Same pattern, top in C-lon, bottom in satin cord.

Same pattern, top in C-lon, bottom in satin cord.

I wonder, if the rabbit hole had led to fiber arts, would Alice have been so quick to leave Hatter and Wonderland?

I did another macrame piece from another tutorial. This one called for nylon cord, of which I have plenty, so it was a bit larger than the last one, which turns out to be a good thing. The satin cord being much thicker than the C-lon, it’s easier to get a grip on it and see what I’m doing, and that’s great for practice!

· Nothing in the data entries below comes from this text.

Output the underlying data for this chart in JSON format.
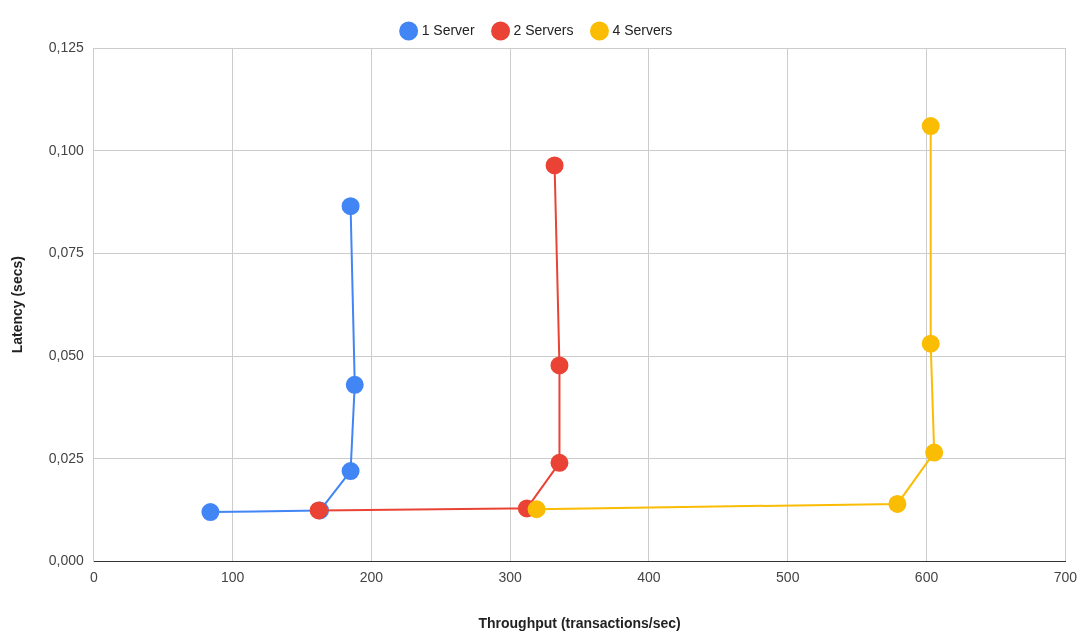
{
  "chart_data": {
    "type": "line",
    "xlabel": "Throughput (transactions/sec)",
    "ylabel": "Latency (secs)",
    "series": [
      {
        "name": "1 Server",
        "color": "#4285f4",
        "x": [
          84,
          163,
          185,
          188,
          185
        ],
        "values": [
          0.012,
          0.0124,
          0.022,
          0.043,
          0.0865
        ]
      },
      {
        "name": "2 Servers",
        "color": "#ea4335",
        "x": [
          162,
          312,
          335.5,
          335.5,
          332
        ],
        "values": [
          0.0124,
          0.0129,
          0.024,
          0.0477,
          0.0964
        ]
      },
      {
        "name": "4 Servers",
        "color": "#fbbc04",
        "x": [
          319,
          579,
          605.5,
          603,
          603
        ],
        "values": [
          0.0127,
          0.014,
          0.0265,
          0.053,
          0.106
        ]
      }
    ],
    "xlim": [
      0,
      700
    ],
    "xticks": [
      0,
      100,
      200,
      300,
      400,
      500,
      600,
      700
    ],
    "ylim": [
      0,
      0.125
    ],
    "yticks": [
      {
        "value": 0,
        "label": "0,000"
      },
      {
        "value": 0.025,
        "label": "0,025"
      },
      {
        "value": 0.05,
        "label": "0,050"
      },
      {
        "value": 0.075,
        "label": "0,075"
      },
      {
        "value": 0.1,
        "label": "0,100"
      },
      {
        "value": 0.125,
        "label": "0,125"
      }
    ],
    "grid": true,
    "legend": "top",
    "marker": "circle",
    "line_style": "solid"
  }
}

I’ve decided that I’m going to have to invest $8 to buy a macrame board. It’s not an expensive purchase, and neither are the pins. A corkboard could work too, it just depends on which is the least expensive. After all, Yule will soon be here, with all its attendant pomp and pageantry, and I’ve got to cover gifts for two kids, one of whom has yet to discover that the bearded chubster in the red suit with eight flying reindeer doesn’t actually exist in that form. Per se. Meaning that toys for me occupy a spot very low on the totem pole for the next few months. We’re already starting to collect stuff for the kids and hide them in various parts of the house. Slow and steady wins that race.

But I’d also like to make them some things too, like bracelets, and finally complete their stuffed dragons, maybe make a few other small, uncomplicated amigurumi as well. It’s not as if there’s a dearth of ideas on Pinterest. And making things for the girls puts the project board a little higher up on the pole, because seriously, no matter what, making something for them is going to be a lot less expensive–in terms of materials–than buying some cheap prefab crap that won’t last six minutes, never mind six months. Case in point, the dollhouse their father built them a few years ago, using $60 worth of plywood and trim, is not only intact, but thriving. I’m pretty sure it’s three or four years old now. Their previous, prefab dollhouse was dead within a year. The mourning was heartwrenching…for about three seconds.

I’m learning quite a bit from this experimentation with micro macrame:

  1. This is an activity that can be hard on your hands. You actually have to put at least a little bit of torque into tightening the knots down, and after awhile your hands start to ache. It’s not as bad with the larger piece with the satin cord, but with the C-lon, yeah, you’re gonna feel it a bit.
  2. Take breaks. No matter how much you enjoy watching that pattern emerge, take. A. Break. Your hands need it. I can tat, weave, knit, crochet for hours and not feel a thing. I can’t spin forever, and I can’t do this for hours either. Take a break before your hands start to hurt.
  3. A project board is definitely going to work better for me than a clipboard. While tugging on knots, I have tugged the piece out of the clipboard any number of times. The sound of the clip snapping loudly as it hits the board will do lots for keeping you awake, but makes me jump every time.

I have one more thing to experiment with, and that’s tapestry crochet. I love the Wayuu mochila bags, and if I can find a tutorial on how to make them, that’s something else I can do for the girls for Yule. So I’m off to play on YouTube for a little while!